Mission: ODC Turkey is a joint command comprised of three directorates (Security Cooperation Directorate; Agreements and Operations Directorate; and Administration and Logistics Directorate) staffed by Army, Navy, and Air Force personnel. Our mission is to assist the Turkish Armed Forces modernize; increase cooperative weapons systems research, development and acquisition; support U.S. Forces and activities in Turkey; and, as possible, assist U.S. industries competing for sales of U.S. equipment. Additionally, we work to facilitate bi-lateral Turkish and American military operations on behalf of the U.S. European Command (EUCOM).

Bir kaç araştırmadan da sonra anladım ki bu adamlar burada yeni falan değil.1950'lerde Marshall yardımı adı altında alınan yardım sırasında gelmişler. Marshall yardımı ABD'nin AB ülkelerine ve Türkiye'ye İkinci Dünya Savaşından sonra getirdiği yardım ve iyileştirme amacı güden bir programdır. Şu an yaklaşık 200 kişi çalışıyormuş bu yerde. Bir de bizim askeri tesisin içindeymiş yerleri. Ondan sonra vay efendim ABD ile aramız kötü falan gibi lafları pek yiyeceğimi sanmıyorum. Biraz da araştırmak lazım, milliyetçi arkadaşların dediğine göre başka hiçbir ülkede yokmuş böyle bir oluşum. Sanmam, inanmıyorum kesin vardır.

Şimdi tek takıldığım nokta ise şu: Ulen ben güvenlik çalışıyorum, ulen ben Ankara'da yaşıyorum ve OCD-T diye bir yeri ilk defa duyuyorum. Haydin sövün benim güvenlik bilgime de engin ahkam kesmelerime de... Hak ediyorum zaar...

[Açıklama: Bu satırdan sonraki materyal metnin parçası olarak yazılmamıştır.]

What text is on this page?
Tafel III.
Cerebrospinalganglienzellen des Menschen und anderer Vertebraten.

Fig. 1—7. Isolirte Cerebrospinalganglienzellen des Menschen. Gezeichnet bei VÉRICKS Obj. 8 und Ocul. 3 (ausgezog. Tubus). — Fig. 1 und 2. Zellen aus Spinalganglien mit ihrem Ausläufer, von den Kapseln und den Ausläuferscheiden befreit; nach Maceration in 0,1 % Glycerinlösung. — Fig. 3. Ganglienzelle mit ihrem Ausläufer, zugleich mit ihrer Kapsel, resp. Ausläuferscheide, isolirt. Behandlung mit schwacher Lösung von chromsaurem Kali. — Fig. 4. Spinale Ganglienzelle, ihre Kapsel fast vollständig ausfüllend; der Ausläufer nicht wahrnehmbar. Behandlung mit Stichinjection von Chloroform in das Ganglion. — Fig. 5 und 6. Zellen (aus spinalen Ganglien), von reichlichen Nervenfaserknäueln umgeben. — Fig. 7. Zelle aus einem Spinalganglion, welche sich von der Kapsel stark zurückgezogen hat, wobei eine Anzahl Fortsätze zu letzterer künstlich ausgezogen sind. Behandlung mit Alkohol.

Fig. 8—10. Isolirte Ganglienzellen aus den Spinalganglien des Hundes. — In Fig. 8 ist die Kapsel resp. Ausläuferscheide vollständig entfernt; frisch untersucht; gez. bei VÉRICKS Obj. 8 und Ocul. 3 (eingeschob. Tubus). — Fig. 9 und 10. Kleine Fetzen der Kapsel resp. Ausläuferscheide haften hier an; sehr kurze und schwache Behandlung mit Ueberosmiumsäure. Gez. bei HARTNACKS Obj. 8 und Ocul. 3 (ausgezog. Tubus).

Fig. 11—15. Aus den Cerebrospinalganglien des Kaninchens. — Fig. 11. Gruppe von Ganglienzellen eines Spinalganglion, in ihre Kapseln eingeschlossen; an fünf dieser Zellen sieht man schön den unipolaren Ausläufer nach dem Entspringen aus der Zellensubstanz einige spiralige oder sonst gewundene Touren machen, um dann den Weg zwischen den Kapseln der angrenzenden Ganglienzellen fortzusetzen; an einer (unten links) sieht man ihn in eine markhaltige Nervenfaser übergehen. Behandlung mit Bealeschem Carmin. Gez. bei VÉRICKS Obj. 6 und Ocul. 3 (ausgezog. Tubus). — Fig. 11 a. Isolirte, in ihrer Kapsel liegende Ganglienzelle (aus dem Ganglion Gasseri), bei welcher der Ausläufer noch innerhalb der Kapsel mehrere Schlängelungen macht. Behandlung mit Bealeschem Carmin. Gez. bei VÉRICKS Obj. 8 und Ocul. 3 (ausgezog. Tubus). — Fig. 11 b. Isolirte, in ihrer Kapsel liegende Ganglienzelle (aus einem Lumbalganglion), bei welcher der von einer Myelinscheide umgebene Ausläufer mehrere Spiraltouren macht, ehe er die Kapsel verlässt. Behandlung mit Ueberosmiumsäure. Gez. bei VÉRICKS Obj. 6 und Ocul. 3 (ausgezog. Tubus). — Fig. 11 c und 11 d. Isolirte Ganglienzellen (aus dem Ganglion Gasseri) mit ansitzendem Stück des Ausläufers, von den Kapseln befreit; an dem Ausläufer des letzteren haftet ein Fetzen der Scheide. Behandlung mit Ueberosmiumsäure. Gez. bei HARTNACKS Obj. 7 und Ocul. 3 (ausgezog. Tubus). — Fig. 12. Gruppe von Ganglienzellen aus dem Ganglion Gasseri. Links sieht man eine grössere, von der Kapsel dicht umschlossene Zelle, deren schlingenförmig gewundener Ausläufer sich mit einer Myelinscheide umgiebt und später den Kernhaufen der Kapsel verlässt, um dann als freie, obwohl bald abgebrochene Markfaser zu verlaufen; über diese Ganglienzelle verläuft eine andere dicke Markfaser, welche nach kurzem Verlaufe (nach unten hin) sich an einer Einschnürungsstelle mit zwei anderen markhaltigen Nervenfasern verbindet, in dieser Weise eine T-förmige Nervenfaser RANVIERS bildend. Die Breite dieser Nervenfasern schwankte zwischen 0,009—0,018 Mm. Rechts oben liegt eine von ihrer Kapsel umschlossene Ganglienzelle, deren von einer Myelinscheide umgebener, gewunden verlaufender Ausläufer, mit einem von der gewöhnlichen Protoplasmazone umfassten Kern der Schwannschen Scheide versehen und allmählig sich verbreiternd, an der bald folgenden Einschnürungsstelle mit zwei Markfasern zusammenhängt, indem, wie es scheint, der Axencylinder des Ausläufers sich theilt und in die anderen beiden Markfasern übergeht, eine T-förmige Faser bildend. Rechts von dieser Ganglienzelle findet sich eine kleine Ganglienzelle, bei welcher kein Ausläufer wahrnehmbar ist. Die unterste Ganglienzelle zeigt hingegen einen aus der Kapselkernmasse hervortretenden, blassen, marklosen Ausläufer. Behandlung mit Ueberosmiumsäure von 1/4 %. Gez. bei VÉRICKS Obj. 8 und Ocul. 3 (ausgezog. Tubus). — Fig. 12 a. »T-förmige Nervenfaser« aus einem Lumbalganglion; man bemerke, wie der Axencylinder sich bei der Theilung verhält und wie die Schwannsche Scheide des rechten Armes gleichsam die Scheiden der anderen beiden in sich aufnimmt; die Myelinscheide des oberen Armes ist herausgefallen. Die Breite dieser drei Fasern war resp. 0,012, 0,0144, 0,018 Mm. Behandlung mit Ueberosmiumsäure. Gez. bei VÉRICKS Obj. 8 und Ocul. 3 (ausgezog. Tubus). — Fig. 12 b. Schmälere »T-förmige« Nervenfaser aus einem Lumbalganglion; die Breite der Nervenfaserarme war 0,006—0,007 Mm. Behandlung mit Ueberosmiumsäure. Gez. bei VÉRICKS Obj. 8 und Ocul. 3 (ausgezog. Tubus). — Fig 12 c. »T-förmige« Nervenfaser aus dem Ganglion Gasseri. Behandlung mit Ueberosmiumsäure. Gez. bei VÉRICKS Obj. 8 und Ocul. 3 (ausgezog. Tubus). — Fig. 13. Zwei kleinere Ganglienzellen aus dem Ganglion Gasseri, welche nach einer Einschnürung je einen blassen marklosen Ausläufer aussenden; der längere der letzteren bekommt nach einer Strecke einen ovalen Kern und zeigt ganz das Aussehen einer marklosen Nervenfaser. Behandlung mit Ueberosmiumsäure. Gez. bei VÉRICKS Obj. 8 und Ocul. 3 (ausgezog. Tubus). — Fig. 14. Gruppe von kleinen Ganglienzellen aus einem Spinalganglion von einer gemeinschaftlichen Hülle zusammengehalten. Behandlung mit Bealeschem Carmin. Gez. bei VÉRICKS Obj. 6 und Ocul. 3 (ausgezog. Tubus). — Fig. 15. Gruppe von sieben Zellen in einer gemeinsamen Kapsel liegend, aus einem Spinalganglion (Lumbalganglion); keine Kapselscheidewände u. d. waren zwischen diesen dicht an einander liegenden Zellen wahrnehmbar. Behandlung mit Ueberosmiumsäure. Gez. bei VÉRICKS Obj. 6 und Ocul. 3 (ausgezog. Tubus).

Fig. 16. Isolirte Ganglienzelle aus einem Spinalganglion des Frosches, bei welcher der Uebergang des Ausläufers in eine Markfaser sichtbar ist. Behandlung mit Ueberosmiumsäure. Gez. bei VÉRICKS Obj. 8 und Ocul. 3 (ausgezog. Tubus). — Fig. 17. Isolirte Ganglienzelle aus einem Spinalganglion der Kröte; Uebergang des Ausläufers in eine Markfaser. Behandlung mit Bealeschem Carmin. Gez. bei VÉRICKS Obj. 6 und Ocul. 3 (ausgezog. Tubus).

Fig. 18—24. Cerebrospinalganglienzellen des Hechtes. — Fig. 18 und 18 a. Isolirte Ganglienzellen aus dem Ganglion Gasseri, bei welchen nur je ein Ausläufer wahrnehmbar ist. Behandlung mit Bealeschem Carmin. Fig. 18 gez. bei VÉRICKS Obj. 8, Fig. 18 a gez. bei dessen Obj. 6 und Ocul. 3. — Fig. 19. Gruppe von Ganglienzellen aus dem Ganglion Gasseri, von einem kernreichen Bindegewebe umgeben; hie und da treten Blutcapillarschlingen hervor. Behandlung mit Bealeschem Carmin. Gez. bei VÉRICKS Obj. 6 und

Bu yazıdan öğrenilmesi gereken şeyler:

  1. Mudo'dan aldığınız ayakkabılar can yakar, dikkat edile.
  2. Cockblock diye bir kavram var, kafanızda yer ede.
  3. ODC-T adlı yer gizli kapaklı bir yer değil sadece haklarında adam gibi haber yapılmamış ama içlerinde 10 tane Texas'lının olduğu artık biliniyor.
  4. Ankara'da tanımadığım yabancılar varmış, listeden bir kısmı daha silinmiş oldu.
  5. Amerikalılar bağırarak konuşmaktan haz alan insanlar. Dart oynarken yaptıkları gürültüden başımın ağrımamasına şaşıyorum... En son çıkarken "get out of my f.cking space" lafını duydum... Aha bende şimdi onlara aynısını diyorum "get out of my f.cking table you infidel". Ama tatlı insanlardı, muhabbet oldu ve bilgi donanması yaşadım.